そして、マナが無限なので、「不実」をハキームに付ける際に、スタックしてハキームの能力で他のオーラを追加して貼り付けることもできます。これにより、墓地の任意のオーラのcipとpigが無限に使えます。
基本的には、ドロー能力を持つ土地の起動型能力を無限に使うか、cipでドローするオーラを無限に貼るなどでデッキを引ききり、「タッサの神託者」等のセルフLOでフィニッシュします。

他の方のレシピを見ると、無限マナ生成後に「錬金術の研究」のようなタップしてダメージを飛ばすオーラと、「現実からの遊離」のようなマナを払ってアンタップできるオーラの2枚を使って無限ダメージでフィニッシュするのが多いようです。 

この方法のメリットは以下の通りです。

  • 盤面と手札に必要なコンボパーツが少なく、除去とハンデスに対して強い

  • 墓地にフィニッシュパーツがあればハキームの能力だけでフィニッシュできるので、妨害や手札交換にマナを回せる

デメリットは以下の通りです。

  • ハキームが召喚酔いしていない時にしかできないコンボなので、召喚酔いが伴う一般的なサクり台ルートと「ラゾテプの採石場」ルートは不可能

  • フィニッシュ手段パーツの重要性と専門性が高いので、引かなければコンボができないが、引いた時に腐る恐れがある。

今回はデメリットが大きいと判断したので、セルフLOでのフィニッシュを採用しました。
一般的なサクり台ルートと「ラゾテプの採石場」ルートはサクり台が必須ですが、コントロールを奪ったクリーチャーを返さないための役割が持てる上に、コンボルートを増やす方が優先と判断しました。

弱点

墓地追放

ハキームは墓地からしかオーラを踏み倒せないので、墓地のオーラを追放されると虚無です。
しかし、「アカデミーの研究者」で手札から踏み倒すことも可能ですし、ビートプランとコンボプランの両方が潰れることはまず無いと思いますので、めげずに墓地を肥やしましょう。

速いデッキ

このデッキは序盤の動きがマナ加速と墓地肥やしのみで、無防備な時間が長いです。

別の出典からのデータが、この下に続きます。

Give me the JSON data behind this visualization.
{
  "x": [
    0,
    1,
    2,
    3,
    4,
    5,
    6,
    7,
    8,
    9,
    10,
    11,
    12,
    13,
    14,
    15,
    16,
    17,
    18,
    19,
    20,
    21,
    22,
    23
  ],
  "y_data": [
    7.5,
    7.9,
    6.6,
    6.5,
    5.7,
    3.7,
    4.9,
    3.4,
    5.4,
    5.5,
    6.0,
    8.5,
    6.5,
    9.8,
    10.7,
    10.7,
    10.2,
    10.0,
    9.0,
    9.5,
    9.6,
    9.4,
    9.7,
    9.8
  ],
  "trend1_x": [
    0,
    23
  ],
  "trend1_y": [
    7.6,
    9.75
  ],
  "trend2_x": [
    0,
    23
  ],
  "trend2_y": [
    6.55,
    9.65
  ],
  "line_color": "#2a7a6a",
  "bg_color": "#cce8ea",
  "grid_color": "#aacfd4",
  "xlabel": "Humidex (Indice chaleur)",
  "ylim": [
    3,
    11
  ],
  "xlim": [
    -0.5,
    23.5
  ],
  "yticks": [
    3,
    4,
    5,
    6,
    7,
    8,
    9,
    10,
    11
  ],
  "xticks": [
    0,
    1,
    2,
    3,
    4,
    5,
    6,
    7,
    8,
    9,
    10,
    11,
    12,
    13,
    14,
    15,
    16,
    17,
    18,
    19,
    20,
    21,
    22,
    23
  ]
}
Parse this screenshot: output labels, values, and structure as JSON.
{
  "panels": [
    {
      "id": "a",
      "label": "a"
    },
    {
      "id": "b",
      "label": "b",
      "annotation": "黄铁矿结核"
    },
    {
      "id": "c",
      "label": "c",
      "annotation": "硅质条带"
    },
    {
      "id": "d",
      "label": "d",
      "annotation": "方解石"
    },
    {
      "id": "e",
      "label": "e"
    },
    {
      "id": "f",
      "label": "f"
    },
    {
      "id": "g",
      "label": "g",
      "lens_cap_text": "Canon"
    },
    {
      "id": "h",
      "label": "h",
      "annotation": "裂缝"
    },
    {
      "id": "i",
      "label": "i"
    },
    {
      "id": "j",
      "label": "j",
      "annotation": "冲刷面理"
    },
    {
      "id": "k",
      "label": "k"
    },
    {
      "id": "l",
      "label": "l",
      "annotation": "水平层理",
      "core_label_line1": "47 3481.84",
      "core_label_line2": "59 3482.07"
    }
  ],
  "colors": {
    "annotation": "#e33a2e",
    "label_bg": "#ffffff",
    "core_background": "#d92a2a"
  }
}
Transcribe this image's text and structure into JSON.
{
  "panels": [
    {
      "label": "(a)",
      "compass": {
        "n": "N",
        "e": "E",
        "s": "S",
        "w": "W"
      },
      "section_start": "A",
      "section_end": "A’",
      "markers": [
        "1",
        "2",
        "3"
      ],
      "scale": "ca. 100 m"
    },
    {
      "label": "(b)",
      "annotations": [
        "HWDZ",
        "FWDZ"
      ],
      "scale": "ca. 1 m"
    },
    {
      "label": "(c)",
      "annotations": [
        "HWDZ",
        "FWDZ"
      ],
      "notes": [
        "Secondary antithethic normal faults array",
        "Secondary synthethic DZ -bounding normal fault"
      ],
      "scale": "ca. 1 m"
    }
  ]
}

ですので、ワンショットキル系のデッキには手も足も出ません。

エンチャント除去

ハキームに付いているオーラは破壊されても付け直せますが、コントロール奪取オーラを破壊されるとかなりピンチです。しかし、これに打ち消しを使うのかというと微妙なラインではあるので、諦めるしかありません。エンチャント追放?わかんないッピ・・・

「オーラの破片」

詰みです。無理。
真面目に説明すると、ハキームに付いているオーラを1枚だけ残して他を全て破壊されるのが一番キツイです。オーラのリセットに1ターンかかるので、エンチャント全体除去の方がマシです。

改善したいポイント

勝ち手段の変更

現状、「タッサの神託者」のようなセルフLOをコンボのフィニッシュとして採用してますが、他により良いものがあればそっちにしたいです。アイデア募集中です。

妨害の追加

現状、妨害が打ち消し2枚と数枚のコントロール奪取オーラと「サイクロンの裂け目」しかない状態です。除去は増やしたい場面があったので、そこは要改善です。
特に、「エルドラージの徴兵」が無ければ飛行クリーチャーにチャンプブロックされてしまうので、「再造形」「急速混成」などが有ってもいいと思います。
また、コントロール奪取オーラはマナコストが重く、手札交換等と併用するとマナが足りないと感じるので、減らすのも視野に入れています。

最後に

今回は偶然出会った「伝承の紡ぎ手ハキーム」の統率者デッキの解説でした。
青単で使えるオーラを総ざらいした際には絶望を感じましたが、何とか形になったと思います。是非作ってみてください。強さは保証しません。
また、記事中で触れたとおり、ハキームの統率者デッキは作り方がいくつかあるので、組み替えて遊ぶのも楽しいと思います。
そして、筆者は青系統率者ばかり使っているのに約2年ぶりに「リスティックの研究」「神秘的負荷」をデッキに入れました。やはり強いですね。そんなことある?

前回、オクタヴィア関連の記事を投稿すると書いた気がしましたが、そんなことはありませんでした。期待していた皆さんには申し訳ないことをしたと思っています。すみませんでした。

次は「MTGカード検索サイトに学ぶ論理演算(仮)」の予定ですので、その次はオクタヴィア関連になると思います。
おそらく統率者デッキの再計算になります。

読んでくださりありがとうございました。